U.S. commanders have said their military mission in Syria remains limited to defeating the Islamic State. But some administration officials have begun characterizing the U.S. presence more broadly, suggesting that it must serve as a bulwark against Iran, ensure stability in liberated territory and bolster American aims in any future political settlement.
Sen. Lindsey Graham, R-S.C., who has been aligned with morehawkish members of the administration on Middle East policy, pressed Votel on the idea of expanding the mission beyond the Islamic State. He underscored the negative long-term impact that a win for Iran, Russia and Assad would have on U.S. allies such as Israel and Jordan.

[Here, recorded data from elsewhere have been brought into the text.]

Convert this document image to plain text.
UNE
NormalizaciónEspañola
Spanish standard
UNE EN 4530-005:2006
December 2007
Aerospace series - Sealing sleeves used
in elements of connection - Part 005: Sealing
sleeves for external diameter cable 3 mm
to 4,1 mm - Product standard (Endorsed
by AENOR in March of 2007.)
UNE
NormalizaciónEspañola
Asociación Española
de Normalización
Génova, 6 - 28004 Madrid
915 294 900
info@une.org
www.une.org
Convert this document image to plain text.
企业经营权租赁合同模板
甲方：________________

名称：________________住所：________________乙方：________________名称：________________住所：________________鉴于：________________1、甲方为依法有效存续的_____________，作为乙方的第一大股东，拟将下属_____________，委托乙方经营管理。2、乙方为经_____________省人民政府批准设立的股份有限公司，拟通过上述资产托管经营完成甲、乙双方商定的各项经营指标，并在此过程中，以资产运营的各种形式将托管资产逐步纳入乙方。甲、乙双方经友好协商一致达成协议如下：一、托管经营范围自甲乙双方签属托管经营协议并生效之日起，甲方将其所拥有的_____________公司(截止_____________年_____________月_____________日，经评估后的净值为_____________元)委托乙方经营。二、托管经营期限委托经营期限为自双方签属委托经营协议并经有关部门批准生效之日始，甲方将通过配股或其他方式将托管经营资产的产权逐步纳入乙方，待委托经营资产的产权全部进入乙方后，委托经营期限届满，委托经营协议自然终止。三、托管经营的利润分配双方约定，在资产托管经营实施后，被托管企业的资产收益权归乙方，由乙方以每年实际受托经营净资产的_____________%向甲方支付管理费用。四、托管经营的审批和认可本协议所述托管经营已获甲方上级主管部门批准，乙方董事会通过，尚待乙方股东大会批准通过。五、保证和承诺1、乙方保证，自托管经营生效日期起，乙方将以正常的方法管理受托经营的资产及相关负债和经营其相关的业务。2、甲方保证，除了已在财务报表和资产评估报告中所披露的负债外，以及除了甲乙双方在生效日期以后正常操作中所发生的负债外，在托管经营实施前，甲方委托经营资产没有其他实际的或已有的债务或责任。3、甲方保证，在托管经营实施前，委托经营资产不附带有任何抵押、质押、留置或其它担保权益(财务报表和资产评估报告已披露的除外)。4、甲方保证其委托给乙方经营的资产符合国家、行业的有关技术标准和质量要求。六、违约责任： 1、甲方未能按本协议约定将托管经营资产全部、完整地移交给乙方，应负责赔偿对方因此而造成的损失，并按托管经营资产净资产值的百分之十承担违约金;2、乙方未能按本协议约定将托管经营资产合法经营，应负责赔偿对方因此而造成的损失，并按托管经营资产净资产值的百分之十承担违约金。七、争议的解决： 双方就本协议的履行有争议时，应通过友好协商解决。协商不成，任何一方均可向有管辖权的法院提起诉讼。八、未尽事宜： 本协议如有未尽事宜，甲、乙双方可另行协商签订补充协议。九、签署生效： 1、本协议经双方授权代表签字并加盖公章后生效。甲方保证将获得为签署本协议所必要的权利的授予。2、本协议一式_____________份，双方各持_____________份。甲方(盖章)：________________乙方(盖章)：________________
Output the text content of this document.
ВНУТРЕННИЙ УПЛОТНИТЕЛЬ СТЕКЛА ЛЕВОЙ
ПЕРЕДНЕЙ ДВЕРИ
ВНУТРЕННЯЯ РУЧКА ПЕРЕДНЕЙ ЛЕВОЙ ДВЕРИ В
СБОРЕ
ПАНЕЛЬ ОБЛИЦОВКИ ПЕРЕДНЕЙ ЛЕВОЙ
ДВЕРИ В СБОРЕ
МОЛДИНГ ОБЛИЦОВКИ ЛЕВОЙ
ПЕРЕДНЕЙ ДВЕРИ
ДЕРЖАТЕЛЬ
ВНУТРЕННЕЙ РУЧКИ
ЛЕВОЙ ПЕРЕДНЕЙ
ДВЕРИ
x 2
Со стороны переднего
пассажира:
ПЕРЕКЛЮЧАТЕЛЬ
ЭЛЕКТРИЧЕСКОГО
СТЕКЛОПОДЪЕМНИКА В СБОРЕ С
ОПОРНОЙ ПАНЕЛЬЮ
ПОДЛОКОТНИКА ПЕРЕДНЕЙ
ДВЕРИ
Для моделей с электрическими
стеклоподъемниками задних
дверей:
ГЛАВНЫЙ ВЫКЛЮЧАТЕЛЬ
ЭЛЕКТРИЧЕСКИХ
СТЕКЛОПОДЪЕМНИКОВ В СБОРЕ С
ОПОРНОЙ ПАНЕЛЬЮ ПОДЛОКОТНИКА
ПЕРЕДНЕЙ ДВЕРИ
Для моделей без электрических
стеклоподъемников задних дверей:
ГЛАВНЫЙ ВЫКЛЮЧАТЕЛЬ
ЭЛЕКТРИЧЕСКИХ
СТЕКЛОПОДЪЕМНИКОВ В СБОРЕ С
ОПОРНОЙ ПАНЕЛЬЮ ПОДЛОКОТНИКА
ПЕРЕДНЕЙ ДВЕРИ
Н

“And it is not your mission in Syria to deal with the IranianAssad-Russia problem?” Graham asked Votel. “That’s not in your ‘things to do,’ right?”
“That’s correct, senator,” Votel replied.
Votel declined to say whether he believed the U.S. military should be pursuing that broader objective. Asked whether it was still U.S. policy that Assad must leave power, Votel said: “I don’t know that that’s our particular policy at this particular point. Our focus remains on the defeat of ISIS.”
Other officials have spoken of additional U.S. goals. Syrian stability cannot be achieved “with Assad in place,” Nikki Haley, the U.S. ambassador to the United Nations, said last fall, and “Iran is not going to be in charge.”
Administration officials have convinced Trump that the U.S. military cannot remove its troops from northern Syria in part because of Iran.